Saint Albert was the teacher of Saint Thomas Aquinas who pretty much invented Catholic theology as we know it today. Whereas Saint Thomas formulated a humanistic theology based on Aristotelian thought – one where the human person took centre stage in the cosmic drama – Albert’s passion was science. Saint Albert’s contemporaries thought he knew everything there was to know about science. He was a botanist, a chemist, a zoologist, an early physicist, and he was supposed to have even made a kind of robot, which makes him a cyberneticist. He was even asked about the design of the new cathedral in Cologne – the one that’s still standing today. This was in addition to his knowledge of what used to be called the ‘Queen of Sciences’ – Theology. Saint Albert was very much a Renaissance man, well before the term was coined.
His colleagues called him ‘Boots’, because he walked everywhere. As a bishop, he could have ridden a horse – forbidden in his day to the friars – but he preferred to walk as a sign of humility, and to experience nature in all its glory, so that he could better understand God’s creation.

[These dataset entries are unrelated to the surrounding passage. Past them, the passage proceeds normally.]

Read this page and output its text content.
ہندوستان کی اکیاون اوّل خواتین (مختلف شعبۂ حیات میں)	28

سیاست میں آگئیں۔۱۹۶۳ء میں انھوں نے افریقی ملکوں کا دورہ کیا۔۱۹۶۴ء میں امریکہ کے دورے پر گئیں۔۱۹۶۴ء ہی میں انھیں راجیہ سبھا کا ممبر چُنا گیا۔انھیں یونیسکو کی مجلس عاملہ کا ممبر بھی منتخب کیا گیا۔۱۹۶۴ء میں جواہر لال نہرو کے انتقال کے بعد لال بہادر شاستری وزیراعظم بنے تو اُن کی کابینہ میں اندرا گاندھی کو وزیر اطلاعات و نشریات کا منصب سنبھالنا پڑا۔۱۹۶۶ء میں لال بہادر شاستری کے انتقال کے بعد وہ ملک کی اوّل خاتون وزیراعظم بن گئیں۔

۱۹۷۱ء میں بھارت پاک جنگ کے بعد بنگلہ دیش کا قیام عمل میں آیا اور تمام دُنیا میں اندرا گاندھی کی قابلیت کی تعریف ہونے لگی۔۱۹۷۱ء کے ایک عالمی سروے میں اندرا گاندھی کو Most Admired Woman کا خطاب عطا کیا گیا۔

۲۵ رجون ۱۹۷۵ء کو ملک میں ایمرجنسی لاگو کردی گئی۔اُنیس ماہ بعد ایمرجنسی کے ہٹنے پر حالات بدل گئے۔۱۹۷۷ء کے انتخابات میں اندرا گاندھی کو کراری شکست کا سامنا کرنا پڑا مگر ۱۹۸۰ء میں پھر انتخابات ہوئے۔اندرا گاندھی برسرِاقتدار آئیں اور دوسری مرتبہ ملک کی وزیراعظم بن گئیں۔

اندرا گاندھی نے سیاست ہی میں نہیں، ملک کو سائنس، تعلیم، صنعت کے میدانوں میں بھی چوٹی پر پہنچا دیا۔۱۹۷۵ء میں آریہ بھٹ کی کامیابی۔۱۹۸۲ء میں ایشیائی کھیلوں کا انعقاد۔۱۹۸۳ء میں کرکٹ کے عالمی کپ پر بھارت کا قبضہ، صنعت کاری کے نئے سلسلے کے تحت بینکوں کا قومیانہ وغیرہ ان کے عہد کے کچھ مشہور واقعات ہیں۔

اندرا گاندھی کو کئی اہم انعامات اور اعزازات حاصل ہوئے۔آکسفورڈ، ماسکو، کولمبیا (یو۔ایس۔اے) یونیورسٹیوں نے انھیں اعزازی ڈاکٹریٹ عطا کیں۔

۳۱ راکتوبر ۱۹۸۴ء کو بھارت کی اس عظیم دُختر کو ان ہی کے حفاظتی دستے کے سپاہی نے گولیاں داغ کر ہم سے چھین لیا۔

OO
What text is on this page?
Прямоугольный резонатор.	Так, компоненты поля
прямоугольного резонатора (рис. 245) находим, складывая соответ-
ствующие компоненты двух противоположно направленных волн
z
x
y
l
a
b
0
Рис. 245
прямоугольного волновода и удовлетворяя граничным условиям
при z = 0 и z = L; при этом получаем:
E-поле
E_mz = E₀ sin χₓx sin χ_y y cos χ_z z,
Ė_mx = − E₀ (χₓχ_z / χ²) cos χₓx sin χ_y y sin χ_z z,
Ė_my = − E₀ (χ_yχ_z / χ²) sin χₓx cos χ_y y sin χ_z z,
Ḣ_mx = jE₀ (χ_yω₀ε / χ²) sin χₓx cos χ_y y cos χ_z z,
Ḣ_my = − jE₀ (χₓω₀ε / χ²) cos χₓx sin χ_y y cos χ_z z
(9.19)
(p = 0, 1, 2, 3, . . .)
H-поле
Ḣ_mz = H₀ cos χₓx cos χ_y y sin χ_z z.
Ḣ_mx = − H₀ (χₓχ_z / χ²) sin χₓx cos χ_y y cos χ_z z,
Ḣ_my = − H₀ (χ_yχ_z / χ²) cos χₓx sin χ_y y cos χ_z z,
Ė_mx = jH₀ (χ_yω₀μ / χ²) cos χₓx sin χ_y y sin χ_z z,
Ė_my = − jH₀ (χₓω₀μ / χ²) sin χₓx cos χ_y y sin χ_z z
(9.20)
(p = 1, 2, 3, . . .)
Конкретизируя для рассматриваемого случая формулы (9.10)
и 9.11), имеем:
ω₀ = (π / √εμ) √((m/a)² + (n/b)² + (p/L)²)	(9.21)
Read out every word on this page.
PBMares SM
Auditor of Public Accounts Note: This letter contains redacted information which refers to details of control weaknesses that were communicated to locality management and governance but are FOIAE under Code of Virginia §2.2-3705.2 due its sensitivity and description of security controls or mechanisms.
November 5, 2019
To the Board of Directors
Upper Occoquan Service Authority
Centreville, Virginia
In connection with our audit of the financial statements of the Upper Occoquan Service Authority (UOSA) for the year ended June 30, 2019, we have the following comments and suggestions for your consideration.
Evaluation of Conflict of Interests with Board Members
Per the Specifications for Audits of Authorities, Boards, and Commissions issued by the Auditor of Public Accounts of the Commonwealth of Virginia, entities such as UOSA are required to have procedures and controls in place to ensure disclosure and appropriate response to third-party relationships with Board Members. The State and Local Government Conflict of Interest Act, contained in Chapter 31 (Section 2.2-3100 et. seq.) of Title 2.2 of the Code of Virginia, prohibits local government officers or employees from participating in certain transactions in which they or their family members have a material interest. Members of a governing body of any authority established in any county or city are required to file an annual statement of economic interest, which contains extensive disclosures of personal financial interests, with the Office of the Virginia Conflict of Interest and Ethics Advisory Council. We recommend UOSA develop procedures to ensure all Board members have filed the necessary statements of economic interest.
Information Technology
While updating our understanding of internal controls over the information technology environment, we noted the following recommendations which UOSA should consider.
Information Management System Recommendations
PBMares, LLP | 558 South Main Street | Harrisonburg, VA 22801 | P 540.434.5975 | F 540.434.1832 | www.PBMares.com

He gave up being a bishop after three years and died in his eighties in 1280. Saint Albert comes down to us through the centuries as a modern saint linking science with theology. And whether he was preaching about science, or design, or theology, Saint Albert spoke and wrote of a God who wasn’t the stern judge of our nightmares, but the God of love who accompanies us, and who encourages us to be kind towards one another, and to use words that are rooted in life, and are words of resurrection, not crucifixion.
Saint Albert the Great, pray for us.